For the unsuspecting, it’s easy to underestimate fungi. Often microscopic or simply discrete, they do not always show up, but they are at the root of civilization and the very existence of the world as we know it.
In his debut book, “A Trama da Vida: How Fungi Build the World” (eds. Phosphorus and Ubu), which has just been released in Brazil, biologist Merlin Sheldrake literally dives into the question — in a “fermentation bath “, formed by decaying sawdust— and is leading other adventures to decipher and translate the role of these organisms, so important and at the same time so neglected.
The fermentation that gave rise to bread and beer, according to scholars, is closely associated with the first human settlements, when we gave up being hunter-gatherers, invested in agriculture and started to live a more predictable, secure and sedentary life.
Fungi were also responsible, hundreds of millions of years ago, for the transformation undergone by the ancestral upland. They decomposed the rock and allowed colonization by algae and, later, prepared the ground for the arrival of plants.
The connection of fungi with other organisms is intimate and intense. They are part of us, they are present in our skin, in our orifices and in the intestine, forming the microbiota.
Associated with the roots of more than 90% of modern plants, mycorrhizal fungi form a network structure that has been dubbed the “tree internet”. The name makes sense, as it is through these connections that different plants can share nutrients and information crucial for survival.
But the role of fungi is not restricted to support or messenger, they can also be voracious hunters. So say the nematode worms immobilized in adhesive nets, paralyzed with toxic substances, or even caught in traps that inflate to the touch—a kind of fungal land mine. And then it’s meal time.
One of the biggest problems in the kingdom of fungi is their preservation, explains Sheldrake, who will participate virtually at a table at Flip (International Literary Festival in Paraty) next Tuesday (30), at 6 pm, alongside Brazilian researcher Jorge Ferreira.
“It is essential that fungi are recognized, as well as animals and plants, as deserving of legal protections and conservation actions. Ultimately, we will achieve this by conserving entire ecosystems, and not directing efforts to protect some individual species”, he says Sheldrake, in an interview with sheet.
There would be many advantages of getting to know our distant relatives more deeply on the evolutionary scale (they also have a well-organized cell nucleus, which makes us closer to them than to bacteria, for example). The link with them goes far beyond the candidiasis, mycoses and pneumonia that eventually cause us.
Antibiotics such as penicillin are perhaps the most emblematic example of what we have to gain in the health dimension if we pay attention to fungi, but there are others, such as psilocybin, a drug now used experimentally to treat anxiety and depression disorders.
“Modern psychiatry is woefully poor in solutions to people’s problems. Most interventions seek to stifle symptoms, but not necessarily cure the cause of disorders. These psychedelic drugs hold promise in helping people in this quest,” he says. the biologist.
Not to mention the growing nutritional and culinary use of several species, whose production can be more very sustainable than animal protein, for example. It is not recommended, however, to go out and try the mushrooms you find in nature, as many are poisonous.
Among the other problems that fungi can help us tackle are pollution, including that caused by oil spills (since they feed on virtually anything), and obtaining materials capable of replacing plastic and being used in construction.

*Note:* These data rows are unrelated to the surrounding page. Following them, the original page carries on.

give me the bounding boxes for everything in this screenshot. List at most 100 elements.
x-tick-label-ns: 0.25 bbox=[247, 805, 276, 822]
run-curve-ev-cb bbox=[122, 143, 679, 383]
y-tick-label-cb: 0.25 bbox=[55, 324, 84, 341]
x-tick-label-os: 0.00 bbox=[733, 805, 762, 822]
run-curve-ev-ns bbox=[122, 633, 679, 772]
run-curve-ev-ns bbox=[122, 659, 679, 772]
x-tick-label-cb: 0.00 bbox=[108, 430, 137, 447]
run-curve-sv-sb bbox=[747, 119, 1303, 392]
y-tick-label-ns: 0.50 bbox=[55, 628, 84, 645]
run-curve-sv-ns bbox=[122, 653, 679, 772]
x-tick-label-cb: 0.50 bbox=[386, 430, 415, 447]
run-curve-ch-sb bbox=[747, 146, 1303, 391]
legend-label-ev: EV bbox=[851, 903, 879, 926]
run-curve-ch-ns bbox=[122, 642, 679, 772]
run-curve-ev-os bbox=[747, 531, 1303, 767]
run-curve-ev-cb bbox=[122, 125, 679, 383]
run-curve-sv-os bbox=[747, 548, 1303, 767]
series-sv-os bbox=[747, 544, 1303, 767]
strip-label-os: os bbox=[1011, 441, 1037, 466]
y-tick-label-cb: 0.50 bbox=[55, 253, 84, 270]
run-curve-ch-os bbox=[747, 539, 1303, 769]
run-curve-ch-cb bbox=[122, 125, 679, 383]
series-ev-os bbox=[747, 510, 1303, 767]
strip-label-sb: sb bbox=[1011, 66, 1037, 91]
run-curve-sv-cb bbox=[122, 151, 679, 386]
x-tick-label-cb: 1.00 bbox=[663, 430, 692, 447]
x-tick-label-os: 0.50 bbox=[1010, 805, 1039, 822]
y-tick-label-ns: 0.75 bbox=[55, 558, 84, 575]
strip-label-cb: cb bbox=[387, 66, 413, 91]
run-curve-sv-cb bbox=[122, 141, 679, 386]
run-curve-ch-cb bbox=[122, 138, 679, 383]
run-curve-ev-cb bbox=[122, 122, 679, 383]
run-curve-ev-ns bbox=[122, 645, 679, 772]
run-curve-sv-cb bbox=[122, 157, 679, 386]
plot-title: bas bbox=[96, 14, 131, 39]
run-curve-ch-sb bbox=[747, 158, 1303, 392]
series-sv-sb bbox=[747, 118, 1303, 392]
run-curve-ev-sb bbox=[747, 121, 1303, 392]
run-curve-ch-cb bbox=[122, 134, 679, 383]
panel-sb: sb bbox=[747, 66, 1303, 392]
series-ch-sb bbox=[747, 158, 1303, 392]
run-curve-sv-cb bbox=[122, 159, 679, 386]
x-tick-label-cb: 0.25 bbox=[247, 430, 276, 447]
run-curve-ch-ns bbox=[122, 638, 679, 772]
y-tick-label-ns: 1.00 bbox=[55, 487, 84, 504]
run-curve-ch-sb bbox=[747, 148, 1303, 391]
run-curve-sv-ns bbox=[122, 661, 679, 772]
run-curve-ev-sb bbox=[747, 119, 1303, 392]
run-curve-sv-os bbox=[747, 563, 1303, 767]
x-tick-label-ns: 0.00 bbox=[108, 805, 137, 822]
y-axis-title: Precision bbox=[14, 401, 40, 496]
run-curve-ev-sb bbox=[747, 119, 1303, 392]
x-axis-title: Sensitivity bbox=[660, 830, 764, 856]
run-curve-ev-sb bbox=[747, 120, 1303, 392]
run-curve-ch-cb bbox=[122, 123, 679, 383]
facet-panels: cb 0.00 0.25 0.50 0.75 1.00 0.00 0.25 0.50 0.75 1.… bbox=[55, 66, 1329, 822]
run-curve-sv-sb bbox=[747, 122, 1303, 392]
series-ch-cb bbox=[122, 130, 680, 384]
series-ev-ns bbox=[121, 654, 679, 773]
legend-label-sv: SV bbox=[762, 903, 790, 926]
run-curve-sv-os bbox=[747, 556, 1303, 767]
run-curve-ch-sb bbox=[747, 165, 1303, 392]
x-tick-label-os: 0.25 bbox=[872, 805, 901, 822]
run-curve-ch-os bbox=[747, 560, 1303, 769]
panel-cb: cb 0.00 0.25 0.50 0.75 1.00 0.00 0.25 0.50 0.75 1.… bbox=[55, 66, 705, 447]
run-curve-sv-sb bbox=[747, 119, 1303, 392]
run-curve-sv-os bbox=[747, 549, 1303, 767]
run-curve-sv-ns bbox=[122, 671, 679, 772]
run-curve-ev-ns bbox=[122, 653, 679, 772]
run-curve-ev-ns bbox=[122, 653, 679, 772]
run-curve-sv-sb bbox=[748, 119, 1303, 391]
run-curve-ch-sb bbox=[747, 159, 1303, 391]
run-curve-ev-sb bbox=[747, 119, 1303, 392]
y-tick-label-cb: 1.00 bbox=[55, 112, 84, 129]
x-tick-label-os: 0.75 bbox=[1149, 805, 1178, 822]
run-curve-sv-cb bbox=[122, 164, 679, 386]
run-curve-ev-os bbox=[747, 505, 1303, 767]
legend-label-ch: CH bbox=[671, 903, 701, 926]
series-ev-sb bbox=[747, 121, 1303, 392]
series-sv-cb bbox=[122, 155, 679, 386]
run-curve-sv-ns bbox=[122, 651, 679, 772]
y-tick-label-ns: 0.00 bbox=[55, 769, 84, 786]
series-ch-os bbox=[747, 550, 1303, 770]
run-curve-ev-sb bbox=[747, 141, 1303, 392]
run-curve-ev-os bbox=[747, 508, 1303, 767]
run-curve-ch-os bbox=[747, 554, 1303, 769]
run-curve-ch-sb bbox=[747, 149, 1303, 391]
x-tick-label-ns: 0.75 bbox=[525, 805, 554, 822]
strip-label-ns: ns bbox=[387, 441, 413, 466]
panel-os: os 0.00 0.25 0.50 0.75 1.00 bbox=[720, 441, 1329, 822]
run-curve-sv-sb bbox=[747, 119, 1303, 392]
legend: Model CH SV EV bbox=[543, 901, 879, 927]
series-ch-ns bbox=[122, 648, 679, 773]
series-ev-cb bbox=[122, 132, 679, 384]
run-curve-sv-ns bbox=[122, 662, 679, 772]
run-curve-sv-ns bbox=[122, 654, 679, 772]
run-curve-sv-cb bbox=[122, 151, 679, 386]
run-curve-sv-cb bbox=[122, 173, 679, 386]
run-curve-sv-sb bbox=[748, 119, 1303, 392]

Despite advances, humanity still has a long way to go to achieve this fungal renaissance. “The only way to develop mycology [ramo da biologia que estuda os fungos] is bringing more young people eager to study it in a serious and qualified way,” says Sheldrake.
There is also a metaphysical nuance that emerges when we realize the central role of fungi in the ecosystem, not only being an inseparable part of plant life as we know it and of human diet and evolution, but also responsible for disposing of everything that dies — or there would be piles and piles of dead bodies and plants lying around.
They are responsible for digesting and recycling nutrients from all types of carcass and giving a breath of life to inanimate matter, by absorbing minerals from rocks and putting them to walk in the food web. In fact, fungi are the beginning and the end.
In the work, Sheldrake, more aware of this than ever, writes: “Now that this book is done, I can give it to the fungi to break it up. I’m going to moisten a copy and seed it with mycelium. Pleurotus. When he has eaten words, pages and ears, and oyster mushrooms have sprung from the cover, I will eat them.”
“From another copy I will remove the pages, crumple them and, with a weak acid, break the cellulose of the paper into sugars. To the sugar solution I will add a yeast. After brewing by fermentation, I will drink and close the cycle.” , complete.